Q: I use Google for everything! But I’ve heard there’s stuff out on the web that they can’t find. What’s up with that?
Due to its intuitive single search box and ever-improving algorithms, it’s easy to rely 100% on Google when it comes to finding information online. You simply type in a few words to instantly view the webpages that have been identified as the most relevant to that search.
The beauty of Google lies in its automation. No employee has to manually add new websites to the database; Google’s web crawlers are programmed to process the code of mass amounts of webpages and follow all the links they encounter, adding new pages to Google’s index as they go.
These web crawlers do a great job, at least for publicly accessible webpages, which are known collectively as the visible web. But it’s important to understand that there’s more out there. A lot more.
The Deep Web Explained
Anything on the web that cannot be found by search engine bots is part of something known as the “deep web” or “invisible web.”
The two biggest categories of the deep web are private resources, content that requires a login and password, and dynamic pages that are generated on the fly, usually as a result of user input.
This should make sense, first because many content providers do not allow free access to their material but want it available online for those who pay. The login screen serves as a dead-end for all web crawlers, and they cannot index any of the content that lives within.
Secondly, due to the infinite possibilities of search terms in something like an online catalog or other database, a search engine can’t (and wouldn’t want to) index every combination.
Staggering Statistics: Deep Web vs. Visible Web
According to one study, back in 2006 Google had indexed 25 billion pages. In contrast, the deep web contained some 900 billion pages! An astonishing statistic and a strong reminder that although Google is becoming more and more powerful, it still has its limits. (Source: NYTimes Bits Tech Talk Podcast)

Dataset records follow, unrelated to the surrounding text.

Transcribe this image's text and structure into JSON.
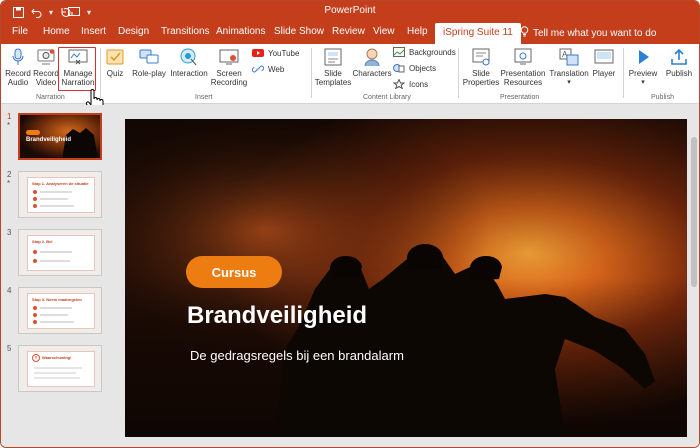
{
  "window": {
    "title": "PowerPoint"
  },
  "quick_access": {
    "save_icon": "save-icon",
    "undo_icon": "undo-icon",
    "redo_icon": "redo-icon",
    "from_beginning_icon": "slideshow-from-start-icon",
    "more_icon": "customize-quick-access-icon"
  },
  "tabs": [
    {
      "label": "File"
    },
    {
      "label": "Home"
    },
    {
      "label": "Insert"
    },
    {
      "label": "Design"
    },
    {
      "label": "Transitions"
    },
    {
      "label": "Animations"
    },
    {
      "label": "Slide Show"
    },
    {
      "label": "Review"
    },
    {
      "label": "View"
    },
    {
      "label": "Help"
    },
    {
      "label": "iSpring Suite 11",
      "active": true
    }
  ],
  "tell_me": {
    "placeholder": "Tell me what you want to do",
    "icon": "lightbulb-icon"
  },
  "ribbon": {
    "narration": {
      "group_label": "Narration",
      "record_audio": "Record Audio",
      "record_audio_l1": "Record",
      "record_audio_l2": "Audio",
      "record_video_l1": "Record",
      "record_video_l2": "Video",
      "manage_l1": "Manage",
      "manage_l2": "Narration"
    },
    "insert": {
      "group_label": "Insert",
      "quiz": "Quiz",
      "roleplay": "Role-play",
      "interaction": "Interaction",
      "screen_l1": "Screen",
      "screen_l2": "Recording",
      "youtube": "YouTube",
      "web": "Web"
    },
    "content_library": {
      "group_label": "Content Library",
      "templates_l1": "Slide",
      "templates_l2": "Templates",
      "characters": "Characters",
      "backgrounds": "Backgrounds",
      "objects": "Objects",
      "icons": "Icons"
    },
    "presentation": {
      "group_label": "Presentation",
      "props_l1": "Slide",
      "props_l2": "Properties",
      "resources_l1": "Presentation",
      "resources_l2": "Resources",
      "translation": "Translation",
      "player": "Player"
    },
    "publish": {
      "group_label": "Publish",
      "preview": "Preview",
      "publish": "Publish"
    }
  },
  "slides": [
    {
      "number": "1",
      "starred": "*",
      "active": true
    },
    {
      "number": "2",
      "starred": "*"
    },
    {
      "number": "3",
      "starred": ""
    },
    {
      "number": "4",
      "starred": ""
    },
    {
      "number": "5",
      "starred": ""
    }
  ],
  "thumbs": {
    "t1_title": "Brandveiligheid",
    "t2_title": "Stap 1. Analyseren de situatie",
    "t3_title": "Stap 2. Bel",
    "t4_title": "Stap 3. Neem maatregelen",
    "t5_title": "Waarschuwing!"
  },
  "slide": {
    "pill": "Cursus",
    "title": "Brandveiligheid",
    "subtitle": "De gedragsregels bij een brandalarm"
  },
  "colors": {
    "accent": "#c43e1c",
    "pill": "#ee7d11",
    "highlight": "#d13438"
  }
}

There are also other types of deep web resources, including websites that don’t have any links pointing to them, certain file formats that can’t be handled by search engines, and webmasters who have intentionally blocked crawler access to their sites for various reasons.
A Deep Web Example
A good example of the deep web is the body of resources available on a library website. When you search the online library catalog, for example, it queries a database and generates a list of results on-the-fly, a type of page which Google or any search engine will not be able to index.
But more importantly, when you search the site for an article you need to read, you pass through as an authenticated user of the library. Since the library has paid money to provide it for you, the full-text will be accessible. The url you see in your browser bar might seem regular enough, but an unaffiliated searcher who typed the article title into Google will not be able to read the article.
This example often becomes problematic, because many library users do not realize they are accessing a “deep web” subscription resource, since the library tries to make the integration as seamless as possible.
In an era of rising costs and more and more knowledge hiding behind subscription logins, it’s becoming increasingly clear that Google does not find everything, no matter how quickly it throws back a tidy list of results for any query.
When you’re thinking about finding information on the web today, remember that Google still can’t solve all your problems!